10. Por consiguiente, consideramos que, al tiempo de ser presentada la demanda, y al tiempo de su admisión a trámite -momento en que comenzó a desplegar sus efectos la litispendencia ex art. 410 LEC-, la demandada ostentaba título de ocupación, representado por el contrato de arrendamiento verbal. Y cabe añadir que se desconoce por qué no fue directamente demandada por la actora en su demanda, quien la dirigió contra los ignorados ocupantes de la vivienda, cuando ella estaba identificada.
11. En consecuencia, sin necesidad de entrar a conocer de los demás motivos de apelación esgrimidos, procede la estimación del recurso.
12. Son impuestas a la actora las costas procesales de primera instancia, en virtud del criterio del vencimiento objetivo ( art.394.1 LEC)
Vistos los preceptos legales citados y demás de general aplicación
Fallo
Con estimación del recurso de apelación interpuesto por Dª Alicia contra la sentencia dictada en fecha 7 de julio de 2021 por la Magistrada-Juez del Juzgado de Primera Instancia nº 29 de Barcelona, debemos CONFIRMAR Y CONFIRMAMOS dicha resolución.
Son impuestas a la actora las costas procesales de primera instancia.
No son impuestas a ninguna de las partes las costas procesales de segunda instancia.
Contra la presente sentencia cabe recurso de casación por interés casacional (si el recurso presenta tal interés conforme a la ley) y recurso extraordinario por infracción procesal, éste último si se presentare conjuntamente con el primero.
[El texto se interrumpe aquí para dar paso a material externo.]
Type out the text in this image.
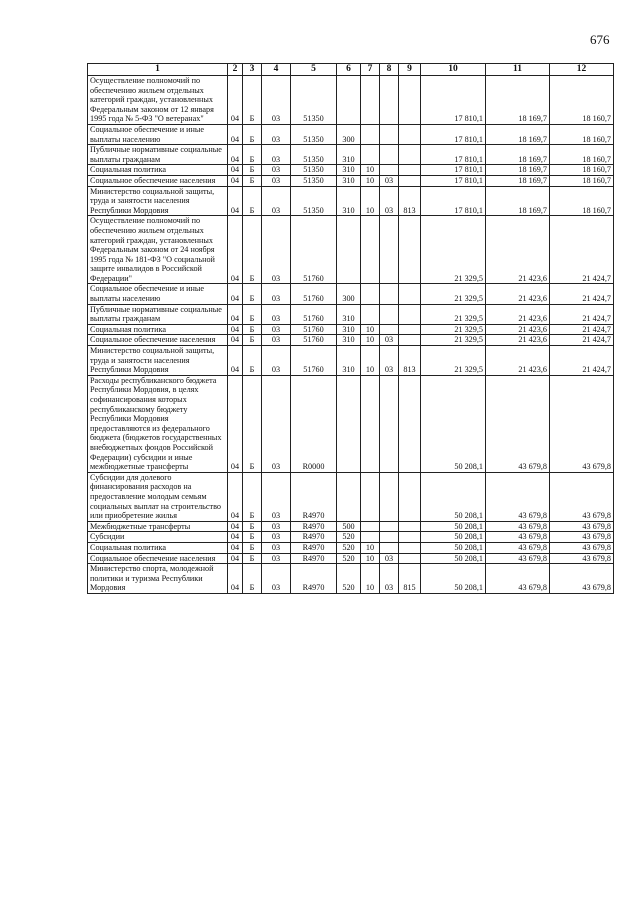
676
1	2	3	4	5	6	7	8	9	10	11	12
Осуществление полномочий по обеспечению жильем отдельных категорий граждан, установленных Федеральным законом от 12 января 1995 года № 5-ФЗ "О ветеранах"	04	Б	03	51350					17 810,1	18 169,7	18 160,7
Социальное обеспечение и иные выплаты населению	04	Б	03	51350	300				17 810,1	18 169,7	18 160,7
Публичные нормативные социальные выплаты гражданам	04	Б	03	51350	310				17 810,1	18 169,7	18 160,7
Социальная политика	04	Б	03	51350	310	10			17 810,1	18 169,7	18 160,7
Социальное обеспечение населения	04	Б	03	51350	310	10	03		17 810,1	18 169,7	18 160,7
Министерство социальной защиты, труда и занятости населения Республики Мордовия	04	Б	03	51350	310	10	03	813	17 810,1	18 169,7	18 160,7
Осуществление полномочий по обеспечению жильем отдельных категорий граждан, установленных Федеральным законом от 24 ноября 1995 года № 181-ФЗ "О социальной защите инвалидов в Российской Федерации"	04	Б	03	51760					21 329,5	21 423,6	21 424,7
Социальное обеспечение и иные выплаты населению	04	Б	03	51760	300				21 329,5	21 423,6	21 424,7
Публичные нормативные социальные выплаты гражданам	04	Б	03	51760	310				21 329,5	21 423,6	21 424,7
Социальная политика	04	Б	03	51760	310	10			21 329,5	21 423,6	21 424,7
Социальное обеспечение населения	04	Б	03	51760	310	10	03		21 329,5	21 423,6	21 424,7
Министерство социальной защиты, труда и занятости населения Республики Мордовия	04	Б	03	51760	310	10	03	813	21 329,5	21 423,6	21 424,7
Расходы республиканского бюджета Республики Мордовия, в целях софинансирования которых республиканскому бюджету Республики Мордовия предоставляются из федерального бюджета (бюджетов государственных внебюджетных фондов Российской Федерации) субсидии и иные межбюджетные трансферты	04	Б	03	R0000					50 208,1	43 679,8	43 679,8
Субсидии для долевого финансирования расходов на предоставление молодым семьям социальных выплат на строительство или приобретение жилья	04	Б	03	R4970					50 208,1	43 679,8	43 679,8
Межбюджетные трансферты	04	Б	03	R4970	500				50 208,1	43 679,8	43 679,8
Субсидии	04	Б	03	R4970	520				50 208,1	43 679,8	43 679,8
Социальная политика	04	Б	03	R4970	520	10			50 208,1	43 679,8	43 679,8
Социальное обеспечение населения	04	Б	03	R4970	520	10	03		50 208,1	43 679,8	43 679,8
Министерство спорта, молодежной политики и туризма Республики Мордовия	04	Б	03	R4970	520	10	03	815	50 208,1	43 679,8	43 679,8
Deberán ser interpuestos, en su caso, ante esta Sección, en el plazo de veinte días, constituyendo el depósito correspondiente.
Notifíquese la presente sentencia y remítase testimonio de la misma, junto con los autos principales al Juzgado de procedencia, para su ejecución y cumplimiento.
Así por ésta nuestra sentencia, de la que se unirá certificación al Rollo, lo pronunciamos, mandamos y firmamos.